1765. The peruke makers, distressed that people wore their own hair, and that foreigners were employed, petitioned the king for redress. But the populace, not seeing the consistency of being compelled to take
off their hair while the peruke makers wore their own, rose upon them, and cut it off.
1767. Hubert Drouais died; a painter of Normandy, who by pencil raised himself from obscurity to fame and opulence.
1773. John Gregory, an eminent physician of Edinburgh, died. He taught that the medical art, to be generally admired and respected, needed only to be better known; and that the affectation of concealment retarded its progress, rendered it a suspicious art, and tended to draw ridicule and disgrace on its profession. His writings are spirited and elegant; among them A Father's Legacy to his Daughter is well known and appreciated.
1778. Two clergymen having preached in a chapel in Clerkenwell street, London, without leave of the bishop, were prosecuted, and the chapel shut by a writ of monition.

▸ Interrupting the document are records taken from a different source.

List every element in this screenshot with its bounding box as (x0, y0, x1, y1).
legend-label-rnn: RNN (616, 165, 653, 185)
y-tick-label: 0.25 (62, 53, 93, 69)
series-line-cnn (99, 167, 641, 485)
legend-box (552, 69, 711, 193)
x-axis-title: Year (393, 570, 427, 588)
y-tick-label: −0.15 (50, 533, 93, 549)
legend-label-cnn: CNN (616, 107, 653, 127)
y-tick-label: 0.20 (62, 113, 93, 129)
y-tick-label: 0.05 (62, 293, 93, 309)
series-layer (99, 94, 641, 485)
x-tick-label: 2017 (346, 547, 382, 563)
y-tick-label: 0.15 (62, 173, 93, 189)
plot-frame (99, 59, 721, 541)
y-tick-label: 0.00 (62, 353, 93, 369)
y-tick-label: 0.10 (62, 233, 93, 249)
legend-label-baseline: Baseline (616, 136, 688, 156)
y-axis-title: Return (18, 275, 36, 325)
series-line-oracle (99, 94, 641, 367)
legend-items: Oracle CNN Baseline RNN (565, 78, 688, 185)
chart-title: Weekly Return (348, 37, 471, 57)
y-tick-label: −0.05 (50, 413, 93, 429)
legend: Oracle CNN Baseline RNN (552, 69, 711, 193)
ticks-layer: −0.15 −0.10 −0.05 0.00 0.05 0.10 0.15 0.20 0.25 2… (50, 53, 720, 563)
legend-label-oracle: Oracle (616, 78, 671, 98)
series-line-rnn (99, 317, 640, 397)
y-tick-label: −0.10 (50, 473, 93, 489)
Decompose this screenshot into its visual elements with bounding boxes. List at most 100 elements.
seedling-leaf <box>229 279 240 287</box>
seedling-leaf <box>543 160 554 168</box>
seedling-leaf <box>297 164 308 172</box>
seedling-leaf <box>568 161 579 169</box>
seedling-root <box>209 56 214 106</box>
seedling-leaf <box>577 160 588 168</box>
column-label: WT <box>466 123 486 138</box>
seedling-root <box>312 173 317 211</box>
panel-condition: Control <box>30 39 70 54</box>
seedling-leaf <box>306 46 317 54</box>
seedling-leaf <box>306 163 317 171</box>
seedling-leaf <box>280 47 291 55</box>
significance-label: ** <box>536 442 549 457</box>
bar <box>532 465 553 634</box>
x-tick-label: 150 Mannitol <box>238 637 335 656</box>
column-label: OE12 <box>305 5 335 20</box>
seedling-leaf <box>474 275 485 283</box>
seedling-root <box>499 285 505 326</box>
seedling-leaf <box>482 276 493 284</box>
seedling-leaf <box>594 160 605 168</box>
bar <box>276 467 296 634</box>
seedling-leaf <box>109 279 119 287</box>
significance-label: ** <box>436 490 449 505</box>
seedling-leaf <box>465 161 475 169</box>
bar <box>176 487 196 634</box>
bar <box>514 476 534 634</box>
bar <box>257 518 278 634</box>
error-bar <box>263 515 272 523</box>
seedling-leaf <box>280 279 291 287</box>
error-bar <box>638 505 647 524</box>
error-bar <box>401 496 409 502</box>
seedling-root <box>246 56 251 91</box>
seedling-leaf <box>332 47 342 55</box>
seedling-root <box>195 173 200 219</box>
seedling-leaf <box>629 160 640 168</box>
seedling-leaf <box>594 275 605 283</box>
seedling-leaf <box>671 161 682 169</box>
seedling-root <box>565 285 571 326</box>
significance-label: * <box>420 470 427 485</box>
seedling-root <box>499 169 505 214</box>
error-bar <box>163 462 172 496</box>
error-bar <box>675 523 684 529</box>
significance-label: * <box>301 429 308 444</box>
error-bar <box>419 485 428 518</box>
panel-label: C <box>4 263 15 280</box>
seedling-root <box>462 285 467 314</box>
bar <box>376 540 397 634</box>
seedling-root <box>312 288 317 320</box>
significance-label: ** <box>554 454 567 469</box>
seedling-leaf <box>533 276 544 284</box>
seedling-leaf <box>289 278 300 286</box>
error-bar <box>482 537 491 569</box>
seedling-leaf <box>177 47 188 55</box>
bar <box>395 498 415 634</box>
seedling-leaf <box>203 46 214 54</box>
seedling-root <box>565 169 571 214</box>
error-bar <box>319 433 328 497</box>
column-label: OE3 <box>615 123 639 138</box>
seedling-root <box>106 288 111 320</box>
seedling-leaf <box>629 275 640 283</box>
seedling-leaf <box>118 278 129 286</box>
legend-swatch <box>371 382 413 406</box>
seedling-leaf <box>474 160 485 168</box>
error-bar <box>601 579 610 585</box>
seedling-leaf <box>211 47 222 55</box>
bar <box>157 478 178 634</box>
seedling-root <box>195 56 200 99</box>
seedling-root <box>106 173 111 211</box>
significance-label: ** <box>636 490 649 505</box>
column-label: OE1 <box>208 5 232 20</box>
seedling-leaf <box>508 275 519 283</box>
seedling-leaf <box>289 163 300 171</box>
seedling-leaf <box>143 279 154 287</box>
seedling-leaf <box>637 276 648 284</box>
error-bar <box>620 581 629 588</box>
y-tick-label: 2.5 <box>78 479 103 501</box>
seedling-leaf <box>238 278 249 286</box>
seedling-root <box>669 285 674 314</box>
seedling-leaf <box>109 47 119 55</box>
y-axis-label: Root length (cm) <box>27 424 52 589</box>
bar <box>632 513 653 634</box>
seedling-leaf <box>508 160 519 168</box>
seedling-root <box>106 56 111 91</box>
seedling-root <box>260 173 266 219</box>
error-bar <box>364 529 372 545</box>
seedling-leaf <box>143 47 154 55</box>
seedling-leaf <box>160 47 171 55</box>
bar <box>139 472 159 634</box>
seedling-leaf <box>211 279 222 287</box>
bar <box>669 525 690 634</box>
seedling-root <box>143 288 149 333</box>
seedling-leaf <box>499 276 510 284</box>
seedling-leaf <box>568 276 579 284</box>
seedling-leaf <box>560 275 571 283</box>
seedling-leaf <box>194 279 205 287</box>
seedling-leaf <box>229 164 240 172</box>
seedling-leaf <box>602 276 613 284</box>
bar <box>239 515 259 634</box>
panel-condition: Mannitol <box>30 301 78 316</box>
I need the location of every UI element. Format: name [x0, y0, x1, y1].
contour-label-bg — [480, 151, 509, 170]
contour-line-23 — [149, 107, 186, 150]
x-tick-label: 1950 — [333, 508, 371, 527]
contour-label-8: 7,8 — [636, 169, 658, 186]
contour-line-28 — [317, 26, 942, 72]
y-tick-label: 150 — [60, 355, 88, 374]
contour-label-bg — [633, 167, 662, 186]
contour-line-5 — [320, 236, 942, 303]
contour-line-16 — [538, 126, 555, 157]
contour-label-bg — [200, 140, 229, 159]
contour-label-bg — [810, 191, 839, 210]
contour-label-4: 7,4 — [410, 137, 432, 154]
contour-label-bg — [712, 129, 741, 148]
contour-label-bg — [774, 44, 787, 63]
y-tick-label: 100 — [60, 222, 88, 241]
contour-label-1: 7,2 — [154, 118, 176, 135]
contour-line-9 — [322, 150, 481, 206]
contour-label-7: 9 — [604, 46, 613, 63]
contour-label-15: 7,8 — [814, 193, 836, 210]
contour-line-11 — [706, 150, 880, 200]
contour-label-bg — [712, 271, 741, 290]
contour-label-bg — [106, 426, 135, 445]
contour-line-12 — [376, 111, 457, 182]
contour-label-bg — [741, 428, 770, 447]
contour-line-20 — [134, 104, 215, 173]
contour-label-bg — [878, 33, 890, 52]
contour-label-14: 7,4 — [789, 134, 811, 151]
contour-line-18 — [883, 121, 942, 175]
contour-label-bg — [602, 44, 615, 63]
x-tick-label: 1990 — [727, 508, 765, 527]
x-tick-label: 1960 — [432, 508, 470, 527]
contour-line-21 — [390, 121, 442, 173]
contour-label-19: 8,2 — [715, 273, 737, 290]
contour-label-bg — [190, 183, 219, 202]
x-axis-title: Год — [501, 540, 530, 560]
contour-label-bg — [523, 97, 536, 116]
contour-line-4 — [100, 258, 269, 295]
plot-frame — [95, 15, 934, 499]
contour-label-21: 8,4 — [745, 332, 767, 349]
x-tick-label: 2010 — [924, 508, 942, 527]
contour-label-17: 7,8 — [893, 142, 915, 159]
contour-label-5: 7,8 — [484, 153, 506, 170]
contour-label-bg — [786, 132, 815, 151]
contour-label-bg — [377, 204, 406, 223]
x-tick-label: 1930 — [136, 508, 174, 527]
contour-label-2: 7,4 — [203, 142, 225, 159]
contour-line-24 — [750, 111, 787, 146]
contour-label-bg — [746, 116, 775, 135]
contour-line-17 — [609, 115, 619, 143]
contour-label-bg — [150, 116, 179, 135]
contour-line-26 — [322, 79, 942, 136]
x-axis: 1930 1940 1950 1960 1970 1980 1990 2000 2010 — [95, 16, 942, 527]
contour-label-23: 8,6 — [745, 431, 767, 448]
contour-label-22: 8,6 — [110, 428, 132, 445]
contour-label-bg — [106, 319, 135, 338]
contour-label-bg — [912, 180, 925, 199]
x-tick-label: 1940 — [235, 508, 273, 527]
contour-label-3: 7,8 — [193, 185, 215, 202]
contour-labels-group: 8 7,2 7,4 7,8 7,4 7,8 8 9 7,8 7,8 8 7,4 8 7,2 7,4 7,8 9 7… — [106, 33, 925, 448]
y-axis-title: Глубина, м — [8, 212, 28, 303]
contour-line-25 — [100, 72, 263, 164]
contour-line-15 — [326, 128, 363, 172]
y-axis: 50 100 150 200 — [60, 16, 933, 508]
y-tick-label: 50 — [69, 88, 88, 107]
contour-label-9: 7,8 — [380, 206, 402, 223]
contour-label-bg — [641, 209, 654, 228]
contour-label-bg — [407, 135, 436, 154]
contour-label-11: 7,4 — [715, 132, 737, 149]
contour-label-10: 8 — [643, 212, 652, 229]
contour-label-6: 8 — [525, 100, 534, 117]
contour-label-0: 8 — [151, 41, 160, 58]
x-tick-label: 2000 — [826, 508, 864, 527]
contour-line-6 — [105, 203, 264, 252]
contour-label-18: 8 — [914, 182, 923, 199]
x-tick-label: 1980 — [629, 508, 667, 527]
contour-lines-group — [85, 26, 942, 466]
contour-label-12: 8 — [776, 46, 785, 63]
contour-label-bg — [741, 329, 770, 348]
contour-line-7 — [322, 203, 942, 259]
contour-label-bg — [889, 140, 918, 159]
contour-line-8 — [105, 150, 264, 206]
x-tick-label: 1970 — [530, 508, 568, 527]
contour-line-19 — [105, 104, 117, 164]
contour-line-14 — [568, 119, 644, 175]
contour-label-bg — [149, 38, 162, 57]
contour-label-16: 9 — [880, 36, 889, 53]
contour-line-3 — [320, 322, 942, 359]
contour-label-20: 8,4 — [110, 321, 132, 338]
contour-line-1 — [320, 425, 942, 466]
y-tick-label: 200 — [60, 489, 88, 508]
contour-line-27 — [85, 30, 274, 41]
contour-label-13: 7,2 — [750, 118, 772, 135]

1779. William Boyce died; an eminent English musician and composer, chiefly of sacred pieces.
1782. Benjamin Martin died in London; one of the most celebrated mathematicians and opticians of the age in which he lived.
1795. Ferdinand III of Austria recognized the French republic, and made peace with it. This was the first power that acknowledged the new dynasty.
1795. The first parliament opened in Corsica, then subject to England.
1795. Treaty of peace signed between France and Tuscany.